Le barche a remi tradizionali del Lario sono fatte rigorosamente ad occhio e col sistema a guscio, in altre parole facendo prima il fasciame e mettendo poi la struttura. La struttura viene applicata in un secondo momento perché altrimenti questa richiederebbe uno studio preliminare teorico della forma dello scafo. Il costruttore, invece, col metodo tradizionale poteva vedere nascere la forma ed eventualmente andare a correggere gli andamenti che riteneva sbagliati. Per la costruzione si procedeva partendo dal fondo; per definirla il costruttore si poneva ad una certa distanza dalla poppa dell’imbarcazione e stabiliva l’inselidüra in altre parole la curvatura longitudinale che è in relazione alla curvatura dei fianchi e, quindi, con la rotondità dello scafo e da questo, con ottimo senso delle proporzioni, si stabilivano lunghezza e larghezza della barca finita. Questo era quindi l’approccio per la definizione delle dimensioni delle imbarcazioni tradizionali, cioè quelle con fasciame a “paro” o a “caravella”.L’approccio non cambia nemmeno con l’avvento delle imbarcazioni a fasciame sovrapposto. Il costruttore, in questo caso dopo aver realizzato lo specchio di poppa, si poneva dietro ad esso e, guardando verso la prua, definiva la linea di quella che sarebbe stata poi l’imbarcazione finita con una capacità tipica degli scultori di immaginare l’opera finita.Questo tipo di approccio è di fondamentale importanza. Da questo dipende il difficile reperimento di informazioni scritte riguardo a misure, a metodologie, all’assoluta mancanza di progetti. Da questo potrebbe dipendere la fine di una tradizione cantieristica che si è sempre tramandata solo per via orale e sotto forma di “praticantato” dove il Sepultòn, con molta parsimonia, trasmetteva la propria esperienza ai propri collaboratori.Ancora, questo tipo di approccio, determina il fatto che non furono costruite due barche uguali.

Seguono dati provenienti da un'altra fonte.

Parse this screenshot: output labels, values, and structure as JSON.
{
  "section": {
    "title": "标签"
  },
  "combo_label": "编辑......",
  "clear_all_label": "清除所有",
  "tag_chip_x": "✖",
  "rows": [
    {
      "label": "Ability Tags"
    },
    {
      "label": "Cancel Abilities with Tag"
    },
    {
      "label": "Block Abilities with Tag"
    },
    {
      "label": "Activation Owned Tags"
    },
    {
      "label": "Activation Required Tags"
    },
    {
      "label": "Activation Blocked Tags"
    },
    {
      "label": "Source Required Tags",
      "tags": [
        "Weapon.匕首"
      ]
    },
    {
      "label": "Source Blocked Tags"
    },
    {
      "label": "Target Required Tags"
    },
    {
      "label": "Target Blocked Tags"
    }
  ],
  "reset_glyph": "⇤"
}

Questo comporta una maggiore difficoltà di catalogazione delle singole imbarcazioni perché all’interno di una singola tipologia si nascondono infinite varianti, per quanto concerne le dimensioni, ma anche varianti formali dettate dalle necessità dei singoli barcaioli o dalla civetteria dei vari cantieri che, in qualche modo, firmavano la loro imbarcazione in modo più o meno riconoscibile.

Barche tradizionali

Solitamente in cantiere si aveva una buona scorta di legname per la realizzazione delle imbarcazioni. Il legname si reperiva nei boschi circostanti il lago ed era lo stesso costruttore oppure uno dei suoi aiutanti che si recavano nel bosco con i segantini per scegliere gli alberi da abbattere, nella stagione e con la luna giusta. La tradizione voleva che si usasse legno di larice e castagno, per quanto riguardava il fasciame, larice per la struttura, abbondanti nella zona. In titleernativa venivano usati la robinia e il gelso. Il legno di larice era apprezzato per la sua natura rettilinea mentre il castagno, più irregolare era maggiormente utilizzato quando si incontrava la necessità di eseguire delle curve, si sfruttava cioè la sua curvatura naturale. Queste due essenze sono inoltre caratterizzate da un'elevata imputrescibilità. Questa profonda conoscenza delle caratteristiche meccaniche delle essenze a loro disposizione non si limitava ad un'accurata scelta dei materiali in quanto tali, ma anche dalla zona in cui questi venivano reperiti. Gli alberi venivano abbattuti e tagliati sul posto, in modo da trasportare in cantiere le tavole già sgrossate e quindi pronte per la stagionatura. La Stagionatura durava circa tre anni; eccezionalmente, o per legni diversi quali la robinia, poteva arrivare fino a cinque.
I chiodi con i quali venivano assemblate le tavole erano in ferro dolce battuto. Erano tempi in cui i metalli avevano un alto costo e la tecnica del ferro battuto era il metodo migliore per ottenere un materiale dalle ottime caratteristiche di resistenza alla corrosione. Il ferro, infatti, alla presenza di ambiente corrosivo, resiste tanto più quanto è stato battuto. Le parti metalliche così trattate duravano spesso molto più di quelle in legno e potevano essere riutilizzate con un notevole risparmio. Questi chiodi erano elemento comune a tutte le barche tradizionali. Il sistema di fissaggio delle tavole avveniva tramite cüsidüre, ossia “cuciture” (vedi fig.n°12) . Le tavole, dello spessore (mai inferiore ai quattro centimetri nel caso delle imbarcazioni più grandi quali il comballo e la gondola), erano scaldate a fuoco per poi essere piegate e collegate tra loro. Venivano appunto cucite con chiodi quadrati piegati e ribattuti dalla parte dove uscivano le punte. Questi chiodi, forgiati a mano, venivano fabbricati in Valsassina dove antica è la tradizione delle fucine del ferro e notevole la presenza di vene metallifere.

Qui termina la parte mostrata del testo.